Entering edit mode
6.8 years ago
Arindam Ghosh
▴
530
I was reading some papers based RNA-seq. In found these details regarding adaptor sequence used in 3 papers:
- TruSeq RNA sample preperation kit v2, TruSeq Universal Adapter*
- ScriptSeqâ„¢ v2 RNA-Seq Library Preparation kits
- Illumina TruSeq kit
For Illumina TruSeq I saw that there are different types: TruSeq Single Indexes, TruSeq CD Indexes, TruSeq Targeted RNA Expression. How do I know which of these have they used? Also under the categories there is something as Universal adaptor and some index. Can anyone please explain this or refer some paper/article regarding this.
I also could not find much information regarding ScriptSeq adaptor.
Most read trimming/cleaning software will use a default (built-in) list of adaptors, those will allow removal of most (all) commonly used adaptor sequences.
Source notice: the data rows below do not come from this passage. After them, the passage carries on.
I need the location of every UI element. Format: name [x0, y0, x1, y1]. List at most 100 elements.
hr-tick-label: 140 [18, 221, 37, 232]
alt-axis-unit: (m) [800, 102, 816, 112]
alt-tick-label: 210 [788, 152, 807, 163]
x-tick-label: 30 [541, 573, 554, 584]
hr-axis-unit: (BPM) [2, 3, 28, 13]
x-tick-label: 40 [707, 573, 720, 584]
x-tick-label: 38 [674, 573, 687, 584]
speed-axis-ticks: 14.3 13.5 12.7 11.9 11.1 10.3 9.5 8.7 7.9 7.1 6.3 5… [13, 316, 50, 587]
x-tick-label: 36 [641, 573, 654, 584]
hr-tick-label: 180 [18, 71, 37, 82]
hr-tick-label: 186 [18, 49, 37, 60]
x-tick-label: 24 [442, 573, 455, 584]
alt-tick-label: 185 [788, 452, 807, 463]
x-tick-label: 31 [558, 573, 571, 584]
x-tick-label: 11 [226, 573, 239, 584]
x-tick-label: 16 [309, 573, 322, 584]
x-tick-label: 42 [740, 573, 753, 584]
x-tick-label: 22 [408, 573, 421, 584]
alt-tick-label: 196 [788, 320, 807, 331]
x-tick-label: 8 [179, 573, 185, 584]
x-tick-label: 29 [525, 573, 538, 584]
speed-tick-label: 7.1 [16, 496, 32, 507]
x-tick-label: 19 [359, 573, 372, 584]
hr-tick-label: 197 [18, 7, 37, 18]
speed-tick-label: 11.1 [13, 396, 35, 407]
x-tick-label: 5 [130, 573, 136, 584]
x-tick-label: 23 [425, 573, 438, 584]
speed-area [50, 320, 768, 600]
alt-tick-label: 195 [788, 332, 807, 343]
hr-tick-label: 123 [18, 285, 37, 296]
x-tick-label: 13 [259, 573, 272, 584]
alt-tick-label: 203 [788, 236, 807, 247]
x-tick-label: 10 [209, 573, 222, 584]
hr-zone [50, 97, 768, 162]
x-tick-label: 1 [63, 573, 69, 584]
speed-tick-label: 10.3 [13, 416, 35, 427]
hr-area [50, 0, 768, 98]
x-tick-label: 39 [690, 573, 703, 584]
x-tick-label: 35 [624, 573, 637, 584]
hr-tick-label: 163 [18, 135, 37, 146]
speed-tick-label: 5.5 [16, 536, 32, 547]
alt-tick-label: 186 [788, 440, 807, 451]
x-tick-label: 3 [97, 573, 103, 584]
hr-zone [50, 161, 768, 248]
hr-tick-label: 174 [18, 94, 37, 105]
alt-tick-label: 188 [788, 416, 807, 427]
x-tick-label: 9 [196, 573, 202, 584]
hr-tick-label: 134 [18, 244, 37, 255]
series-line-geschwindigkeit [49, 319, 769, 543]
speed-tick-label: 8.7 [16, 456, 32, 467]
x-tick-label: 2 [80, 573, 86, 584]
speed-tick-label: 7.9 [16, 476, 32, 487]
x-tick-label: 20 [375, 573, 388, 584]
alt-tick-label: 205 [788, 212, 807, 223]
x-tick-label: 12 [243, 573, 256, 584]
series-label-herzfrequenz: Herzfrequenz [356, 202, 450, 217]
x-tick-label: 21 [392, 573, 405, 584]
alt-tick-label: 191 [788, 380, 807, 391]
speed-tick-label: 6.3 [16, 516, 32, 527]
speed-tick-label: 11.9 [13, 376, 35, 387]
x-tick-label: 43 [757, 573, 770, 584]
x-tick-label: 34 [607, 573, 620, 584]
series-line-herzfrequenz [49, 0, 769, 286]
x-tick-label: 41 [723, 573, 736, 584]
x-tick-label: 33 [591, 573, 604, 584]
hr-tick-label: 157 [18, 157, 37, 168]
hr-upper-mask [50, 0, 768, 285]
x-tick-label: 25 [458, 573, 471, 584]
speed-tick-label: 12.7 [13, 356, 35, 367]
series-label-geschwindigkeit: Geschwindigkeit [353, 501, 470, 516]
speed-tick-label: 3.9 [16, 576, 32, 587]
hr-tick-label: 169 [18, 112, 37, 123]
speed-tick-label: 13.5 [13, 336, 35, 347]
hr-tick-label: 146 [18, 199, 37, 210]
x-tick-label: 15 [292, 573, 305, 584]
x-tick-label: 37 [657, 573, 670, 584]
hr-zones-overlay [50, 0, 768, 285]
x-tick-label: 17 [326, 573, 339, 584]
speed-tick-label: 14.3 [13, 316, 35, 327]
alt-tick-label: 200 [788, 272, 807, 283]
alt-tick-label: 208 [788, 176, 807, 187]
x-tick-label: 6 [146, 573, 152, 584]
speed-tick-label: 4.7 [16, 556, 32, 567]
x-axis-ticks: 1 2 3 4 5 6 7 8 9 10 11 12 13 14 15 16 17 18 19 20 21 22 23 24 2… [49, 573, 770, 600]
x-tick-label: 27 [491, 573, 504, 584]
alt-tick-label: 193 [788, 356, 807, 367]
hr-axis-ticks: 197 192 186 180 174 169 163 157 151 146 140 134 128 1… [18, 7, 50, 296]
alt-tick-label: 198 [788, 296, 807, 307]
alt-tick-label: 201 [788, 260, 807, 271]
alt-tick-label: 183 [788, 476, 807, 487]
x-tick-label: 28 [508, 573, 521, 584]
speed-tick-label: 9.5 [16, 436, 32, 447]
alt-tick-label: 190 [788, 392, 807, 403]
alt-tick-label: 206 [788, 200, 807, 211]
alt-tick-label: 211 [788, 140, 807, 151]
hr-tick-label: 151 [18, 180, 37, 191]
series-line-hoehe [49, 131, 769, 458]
So as long as you do not have something really exotic you should be fine.
Some quality checking software (eg fastqc) will to some extent also report which kind of adaptors is found in your dataset, but the only real answer you will get from the people who made the libraries (== your wetlab partners or seq-faciity).
Thanks for replying Lieven. I am new to RNA seq data analysis and trying my hand with existing SRA data. Since here you have mentioned about trimming/cleaning I would like to clear a doubt. How do I judge how much trimming should be done? In FastQC there is a plot that gives the average score for each position of the reads. The score usually degrades towards the end. Should I blindly trim the bases that scores too low? What are the other criteria I should look forward to?
Yes, that's what people normally do: they set a certain threshold and trim any base that falls below that threshold (however, the process is a bit more complex then that, often it's a weighted score in a sliding window or so and not just single base score. The plot might give you some clues as to which threshold to apply.
However, nowadays (and certainly depending on the analysis you want to perform) it might not be necessary anymore to do trimming on base quality. You can/should check the software you intend to apply on your data to confirm whether it expects trimmed or not data.